Wednesday, September 28, 2011

A Dream (or Two) Come True

Well, they’re in the process of coming true. Three years ago this week, I started writing a novel. Considering I lack in the patience department, I never seriously thought I would finish writing the story. At the time I needed a cathartic outlet and I had always dreamt of writing a full-length novel. Seeing my name in print on a book cover was literally a childhood dream of mine.

Wanting to read a story that blended my favorite themes of romance, history, mythology, travel, and the supernatural, I figured I’d give it a shot and write one myself. Three months later, my baby was complete. Of course, things are never easy and editing it took two years and nine months. Today, the story is in the publisher’s hands and will hopefully be in readers’ hands in the next couple of months!

Dream number two goes hand-in-hand with the story, only it is a much more personal accomplishment. In October 2008, I was struggling with personal issues, not the least of which was my weight. I was not blessed with miracle genes like other moms and after my second pregnancy, the seven pounds I lost post-birth, I regained. I had no energy. I couldn’t keep up with my kids. I couldn’t breathe. My spark was gone. After I began writing, I felt some life come back to me. The old, go-getter “Andrea” started to work her way into my conscience. I figured if writing was making me feel better, getting back into shape would help too. Not that I expected to be able to remold myself into the pre-pregnancy form I once had, but I missed the ballerina / cheerleader body of my youth. I set three weight milestones for myself and set out to lose weight my way.

Diets and impossible exercise routines never worked for me. I would inevitably stick with it for a month or so but gradually stopped denying myself the foods I craved and working out. This time was different. I was determined that I wasn’t going to diet. I was going to eat right and that meant making better choices every day and allowing myself a glass of wine, pizza, cheesesteaks, and desserts on the weekends. Don’t get me wrong. I didn’t go overboard, but knowing that I was able to enjoy the not-so-good-for-you foods motivated me to work out more. It was a matter of creating balance.

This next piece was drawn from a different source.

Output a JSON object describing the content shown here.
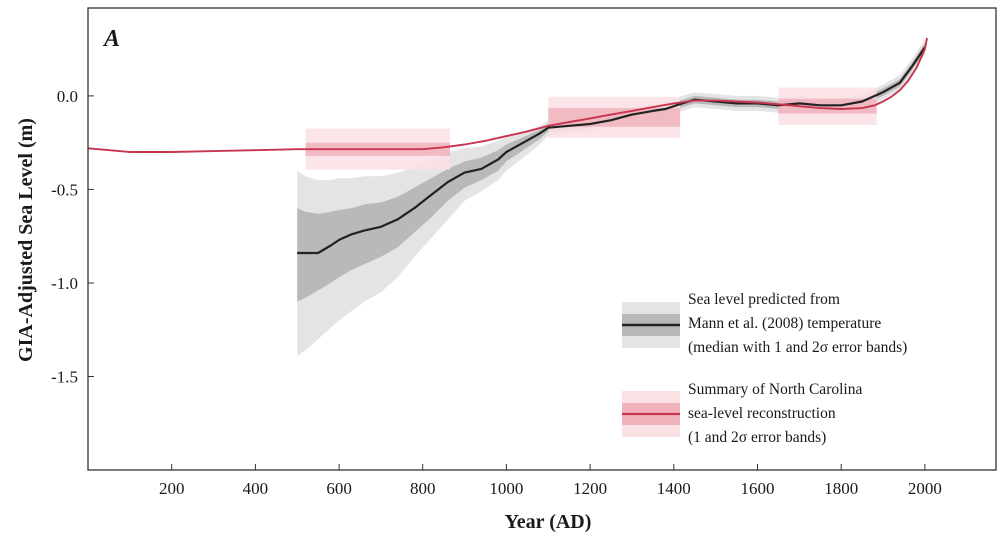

Two years, eleven months, and three weeks after I started to reclaim my health, I’m proud to say that I reached my third tier weight goal! Twelve dress sizes smaller and defined muscles from head-to-toe—yeah, I can confidently say that I’m happy, healthy, and proud. It’s such a sense of triumph, because there was more than one occasion on which I wanted to throw in the towel. However, along the way, I learned something about myself. Weight is just a number. I needed to be healthy. Today, I can outrun my kids and keep up with them throughout the day. I’m no longer parenting from the couch, feeling depressed about the extra weight dragging me down. I’m racing with them, playing catch with them, and still have enough energy to feel like I can take on the world after they’ve gone to bed.

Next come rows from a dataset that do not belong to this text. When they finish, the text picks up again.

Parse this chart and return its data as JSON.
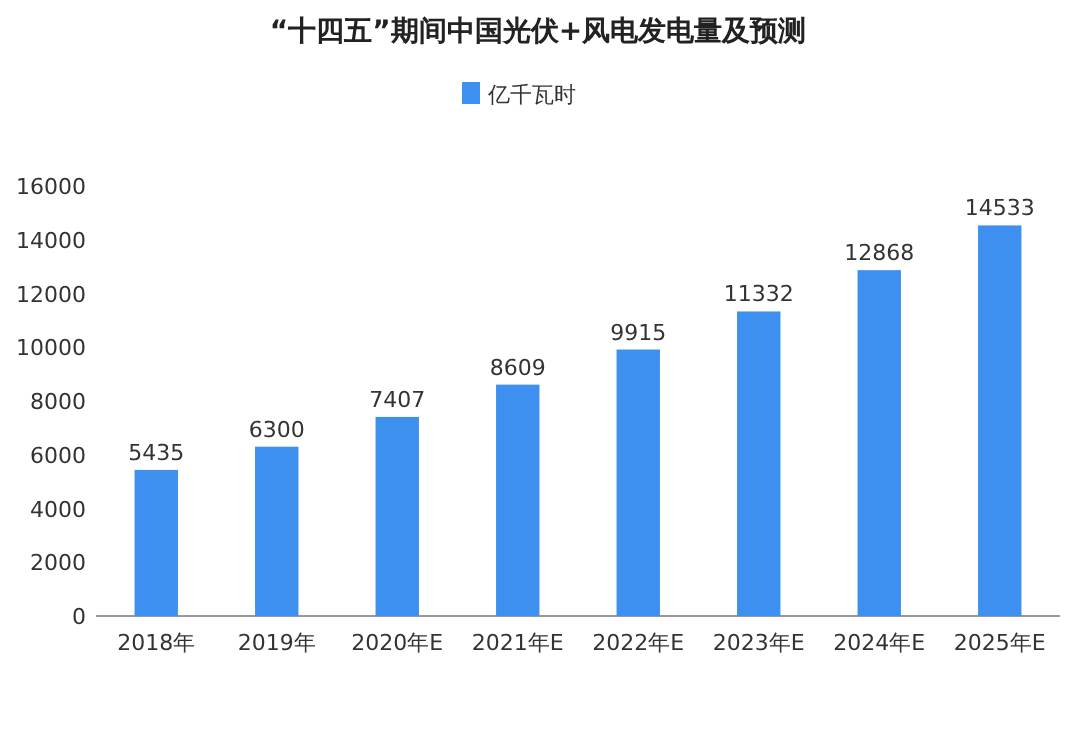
{
  "chart_data": {
    "type": "bar",
    "title": "“十四五”期间中国光伏+风电发电量及预测",
    "categories": [
      "2018年",
      "2019年",
      "2020年E",
      "2021年E",
      "2022年E",
      "2023年E",
      "2024年E",
      "2025年E"
    ],
    "series": [
      {
        "name": "亿千瓦时",
        "color": "#3d8ff0",
        "values": [
          5435,
          6300,
          7407,
          8609,
          9915,
          11332,
          12868,
          14533
        ]
      }
    ],
    "ylim": [
      0,
      16000
    ],
    "yticks": [
      0,
      2000,
      4000,
      6000,
      8000,
      10000,
      12000,
      14000,
      16000
    ],
    "data_labels": true,
    "legend": "top",
    "grid": false
  }
}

The most important lesson I learned over the past three years was that all I had to do to make my dreams come true was to believe in myself. I couldn’t depend on or expect someone else to motivate me or pick up my broken pieces of shattered dreams. The opportunities were always right in front of me; I just needed to want it enough to make them happen.

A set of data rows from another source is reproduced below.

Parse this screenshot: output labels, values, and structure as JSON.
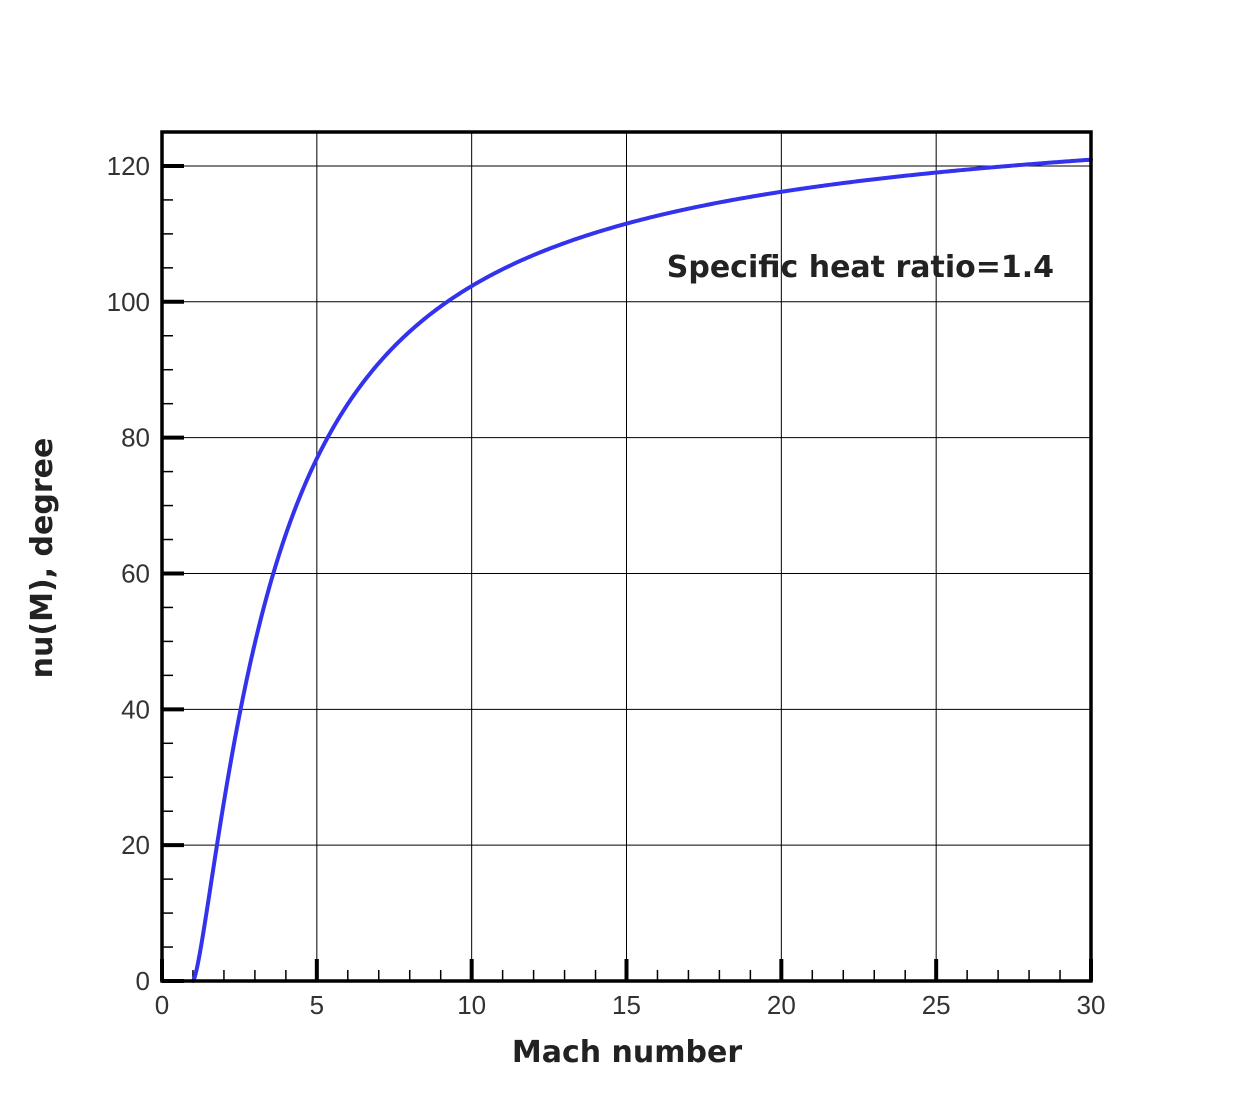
{
  "chart_data": {
    "type": "line",
    "xlabel": "Mach number",
    "ylabel": "nu(M), degree",
    "xlim": [
      0,
      30
    ],
    "ylim": [
      0,
      125
    ],
    "x_ticks": [
      "0",
      "5",
      "10",
      "15",
      "20",
      "25",
      "30"
    ],
    "y_ticks": [
      "0",
      "20",
      "40",
      "60",
      "80",
      "100",
      "120"
    ],
    "grid": true,
    "annotation": "Specific heat ratio=1.4",
    "series": [
      {
        "color": "#3333ee",
        "function": "prandtl-meyer",
        "gamma": 1.4,
        "x_range": [
          1,
          30
        ],
        "points": [
          [
            1,
            0
          ],
          [
            1.5,
            11.9
          ],
          [
            2,
            26.4
          ],
          [
            2.5,
            39.1
          ],
          [
            3,
            49.8
          ],
          [
            4,
            65.8
          ],
          [
            5,
            76.9
          ],
          [
            6,
            84.9
          ],
          [
            7,
            90.9
          ],
          [
            8,
            95.6
          ],
          [
            9,
            99.3
          ],
          [
            10,
            102.3
          ],
          [
            12,
            106.9
          ],
          [
            15,
            111.4
          ],
          [
            20,
            116.2
          ],
          [
            25,
            119.1
          ],
          [
            30,
            121.0
          ]
        ]
      }
    ]
  }
}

What do you want to achieve? It’s never too late to go for it and even if obstacles get in your way, step around them. You can make your dreams come true!


Images:
1) A teaser look at the logo for my novel, "Eternity." Logo designed by Debra Early.
2) The "me" of today

1 comment:

  1. Congrats on the weight loss! That is a major accomplishment and daunting undertaking when you first started out, I'm sure. I'm proud of you! And of course congratulations on the book! I couldn't imagine you writing about anything except vampires (unless it was ghosts, witches, zombies. . .) Best of luck with the book!